There's a lot happening on this page, but let's break it down. Aside from this description, there are 4 main components.
Let's go through them piece by piece. Each section will start with a general overview and some will have a second section that delves into the more technical details of what is happening.
In the middle of the page is the pendulum simulation. It is an actual live simulation, not a recording. It simulates a perfect pendulum with no friction or air resistance.
The default simulation method is accurate enough that it will not be immediately obvious that there are two pendulums being displayed for quite some time (after 10 minutes of my development machine the position error was still under 1/1000 of a pixel). There is the black pendulum that is immediately in view which is the simulated pendulum. Behind the black pendulum there is a blue one that represents the true calculated position of the pendulum.
By choosing a less accurate method (such as Euler) and setting the Min dt to a higher value (such as 1.0)
The simulation of the pendulum is being drive by my npm package generic-rk, which offers a generic solution for any explicit or embedded Runge-Kutta method that can be represented with a Butcher tableau. This Wikipedia article offers more information.
The acceleration of the pendulum at any given point is given by the formula
omega = (2.0)^0.5 acceleration = -omega^2.0 * position;
For more information on the Runge-Kutta algorithm see the npm package of GitHub page for generic-rk.
The simulation will vary from computer to computer and likely at different points in time. This is due to making the choice to run the simulation in real time rather than at a dedicated time step. The simulation attempts to update the screen 30 times a second if the computer used to display the simulation can't keep up there can definitely be some variation in error. Additionally, some strange behavior can occur if the tab the simulation is open in loses focus. The simulation is also subject to standard floating-point errors. All distances for the simulation are done in pixels so that the data matches the visualization.
The visualization of the pendulum is driven by d3.
The configuration form represents the available and tunable arguments for the Runge-Kutta algorithm. Most visitors are likely only going to need the first two fields.
The data form represents the current information about the pendulum system.

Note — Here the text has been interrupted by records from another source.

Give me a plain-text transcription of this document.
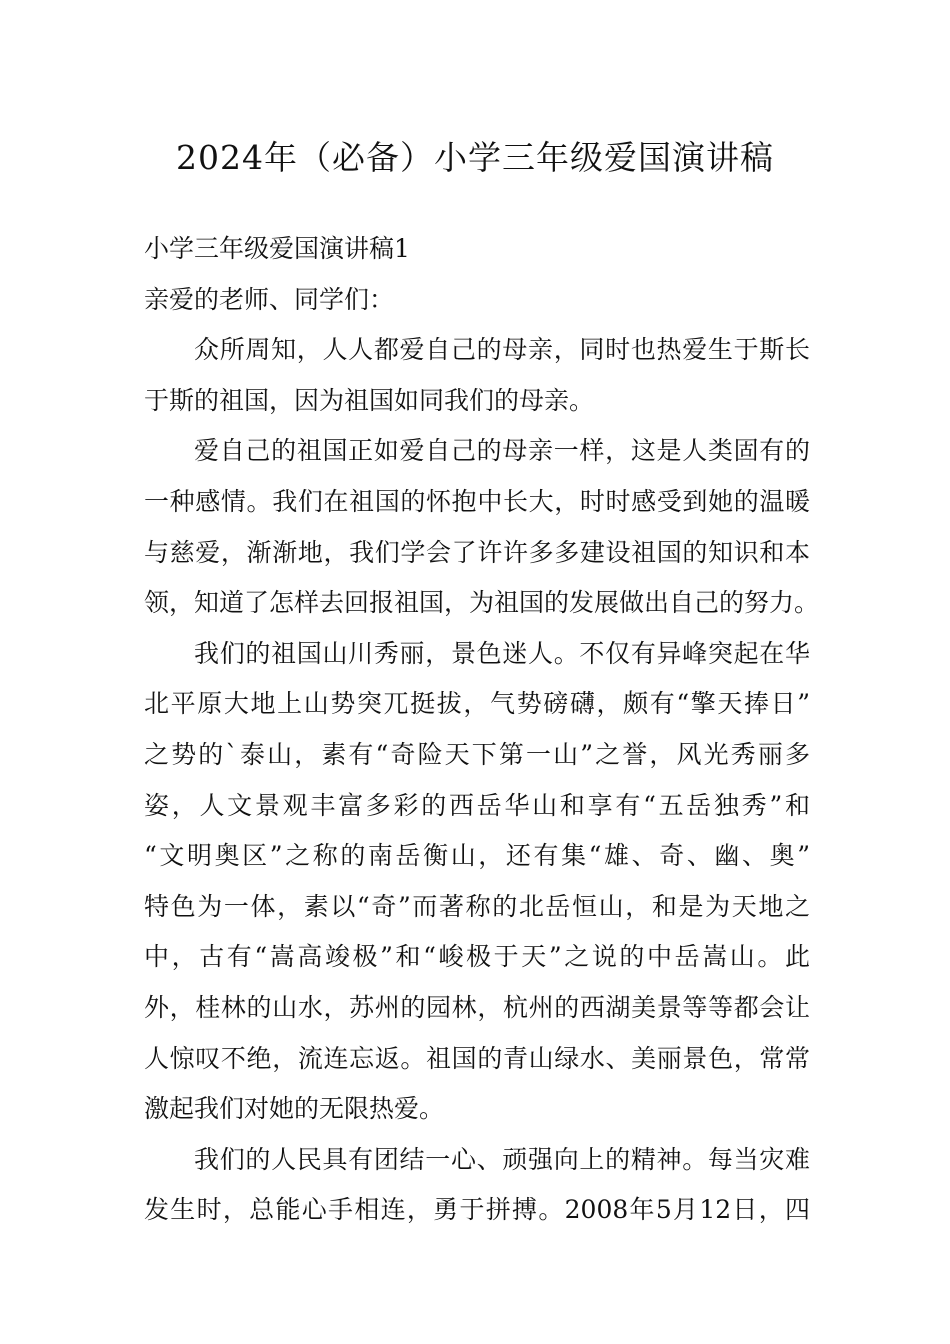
2024年（必备）小学三年级爱国演讲稿
小学三年级爱国演讲稿1
亲爱的老师、同学们：
众所周知，人人都爱自己的母亲，同时也热爱生于斯长
于斯的祖国，因为祖国如同我们的母亲。
爱自己的祖国正如爱自己的母亲一样，这是人类固有的
一种感情。我们在祖国的怀抱中长大，时时感受到她的温暖
与慈爱，渐渐地，我们学会了许许多多建设祖国的知识和本
领，知道了怎样去回报祖国，为祖国的发展做出自己的努力。
我们的祖国山川秀丽，景色迷人。不仅有异峰突起在华
北平原大地上山势突兀挺拔，气势磅礴，颇有“擎天捧日”
之势的`泰山，素有“奇险天下第一山”之誉，风光秀丽多
姿，人文景观丰富多彩的西岳华山和享有“五岳独秀”和
“文明奥区”之称的南岳衡山，还有集“雄、奇、幽、奥”
特色为一体，素以“奇”而著称的北岳恒山，和是为天地之
中，古有“嵩高竣极”和“峻极于天”之说的中岳嵩山。此
外，桂林的山水，苏州的园林，杭州的西湖美景等等都会让
人惊叹不绝，流连忘返。祖国的青山绿水、美丽景色，常常
激起我们对她的无限热爱。
我们的人民具有团结一心、顽强向上的精神。每当灾难
发生时，总能心手相连，勇于拼搏。2008年5月12日，四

There isn't too much to the error plot. It updates in real time along with the pendulum, and it plots the values of Absolute Position Error and Total Distance Error over time. If the user lets the simulation run long enough some noticeable simplifications in the data may appear on the chart. This is due to the page attempting to keep the total number of data points to a reasonable level.
The error plot is created using the JS implementation of Plotly. It uses an implementation of the "Largest Triangle Three Bucket" algorithm by Sveinn Steinarsson to reduce the data points without any significant loss in data visualization. I did not write the implementation of this algorithm that is being used. The visible loss in data seems to be due to the need to run the reduction multiple times not necessarily from an error in the implementation of the algorithm.